Fact: The treatment of TB is remarkably complex. It requires advanced diagnostics, trained health care professionals, well-run clinics and effective systems to monitor months-long treatments. Compared to these expenses, the list price of the medicines is not a significant barrier to patient access. Most TB-afflicted countries lack strong and appropriately funded health care systems, which are big obstacles. To meaningfully address TB, there must be a focus on the real barriers to TB care, such as the limited availability of diagnostics, a lack of centralized models of care and inefficient regulatory approval systems, all of which stand in the way of effectively diagnosing and treating patients with TB. Further, innovative TB treatments may in fact help save costs. For example, research has shown that development of a TB medicine that cuts the duration of treatment from 6 months to 4 months would significantly reduce costs and allow patients to more quickly return to productive activities.

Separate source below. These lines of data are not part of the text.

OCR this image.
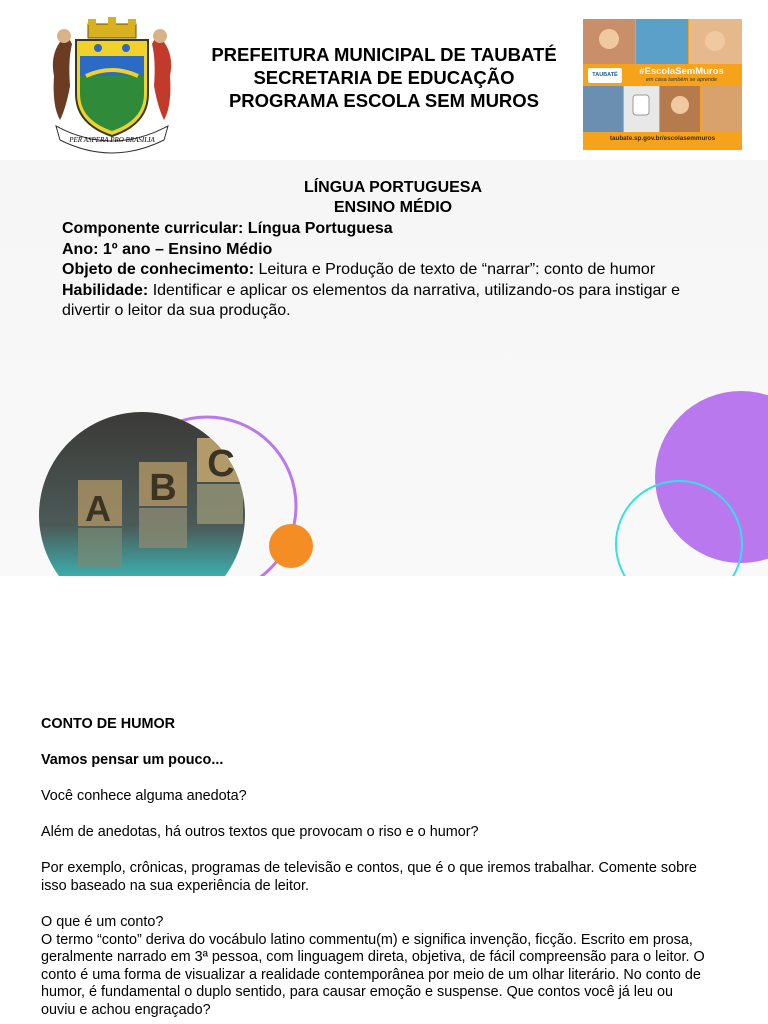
PER ASPERA PRO BRASILIA
PREFEITURA MUNICIPAL DE TAUBATÉ
SECRETARIA DE EDUCAÇÃO
PROGRAMA ESCOLA SEM MUROS
TAUBATÉ	#EscolaSemMuros
em casa também se aprende
taubate.sp.gov.br/escolasemmuros
A B
C
LÍNGUA PORTUGUESA
ENSINO MÉDIO
Componente curricular: Língua Portuguesa
Ano: 1º ano – Ensino Médio
Objeto de conhecimento: Leitura e Produção de texto de “narrar”: conto de humor
Habilidade: Identificar e aplicar os elementos da narrativa, utilizando-os para instigar e
divertir o leitor da sua produção.

CONTO DE HUMOR

Vamos pensar um pouco...

Você conhece alguma anedota?

Além de anedotas, há outros textos que provocam o riso e o humor?

Por exemplo, crônicas, programas de televisão e contos, que é o que iremos trabalhar. Comente sobre

isso baseado na sua experiência de leitor.

O que é um conto?

O termo “conto” deriva do vocábulo latino commentu(m) e significa invenção, ficção. Escrito em prosa,

geralmente narrado em 3ª pessoa, com linguagem direta, objetiva, de fácil compreensão para o leitor. O

conto é uma forma de visualizar a realidade contemporânea por meio de um olhar literário. No conto de

humor, é fundamental o duplo sentido, para causar emoção e suspense. Que contos você já leu ou

ouviu e achou engraçado?
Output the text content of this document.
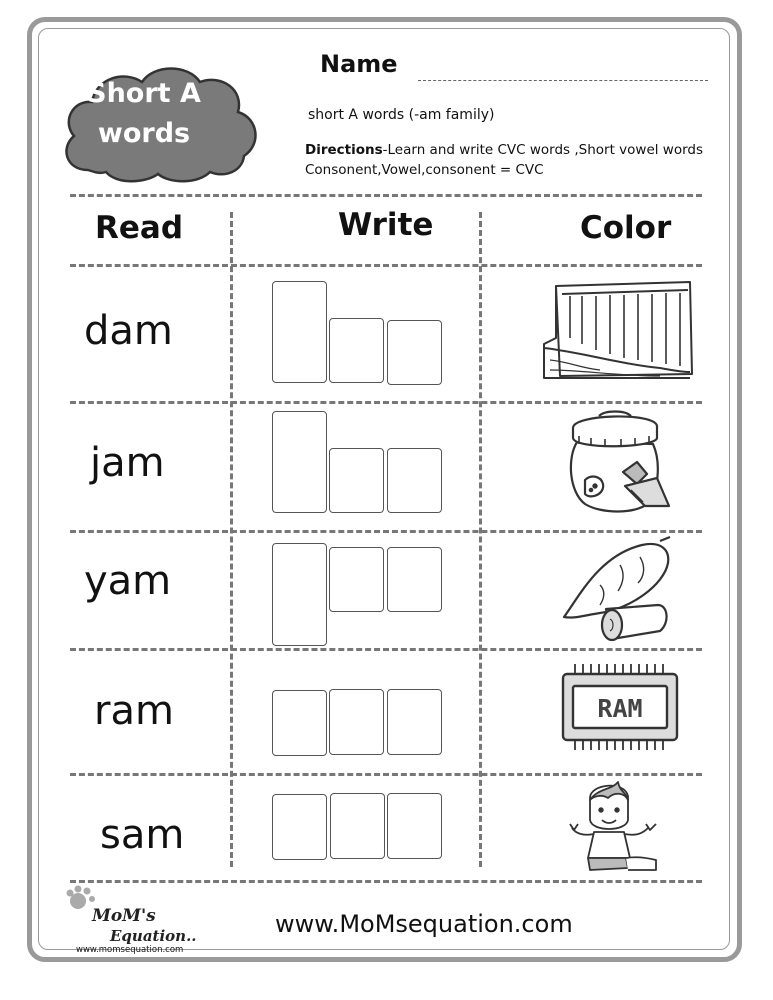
Short A
words
Name
short A words (-am family)
Directions-Learn and write CVC words ,Short vowel words
Consonent,Vowel,consonent = CVC
Read	Write	Color
dam
jam
yam
ram
sam
RAM
MoM's
Equation..
www.momsequation.com
www.MoMsequation.com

Myth: Weakening IP protections will help fight TB.

Fact: Undermining IP protections will not meaningfully improve access to TB medicines, but it will harm an already fragile innovation environment. While critics often point to IP as a barrier to access to medicines, there is little evidence that this is the case. In fact, one study analyzed 21 factors that could potentially limit access to medicines in low- and middle-income countries and found no correlation between IP protections and a lack of access to treatments and cures. For TB in particular—where, according to the WHO, investment into new drugs is at its lowest level since 2008—incentivizing research and development is especially important. Effective IP protections can encourage inventors to make the risky investments necessary to discover new TB medicines and bring them to patients.

Myth: The United States government supports IP protections so corporations can reap profits.

Fact: The U.S., as the home to some of the world’s most innovative companies, has long recognized the value of IP in incentivizing research and development. Successive Democratic and Republican administrations have championed the global system of IP protection to foster innovation and save lives around the world. In recent years, the Obama administration opposed anti-IP language in other UN declarations and committed itself “to advancing access to existing and new medicines, including by supporting innovation through robust intellectual property protections.” The current U.S. administration has continued to oppose language at the UN that would discourage urgently-needed private sector R&D into new medical treatments. Research shows that IP is not a significant barrier to access and helps promote improvements in access to medicines, including those used to treat TB.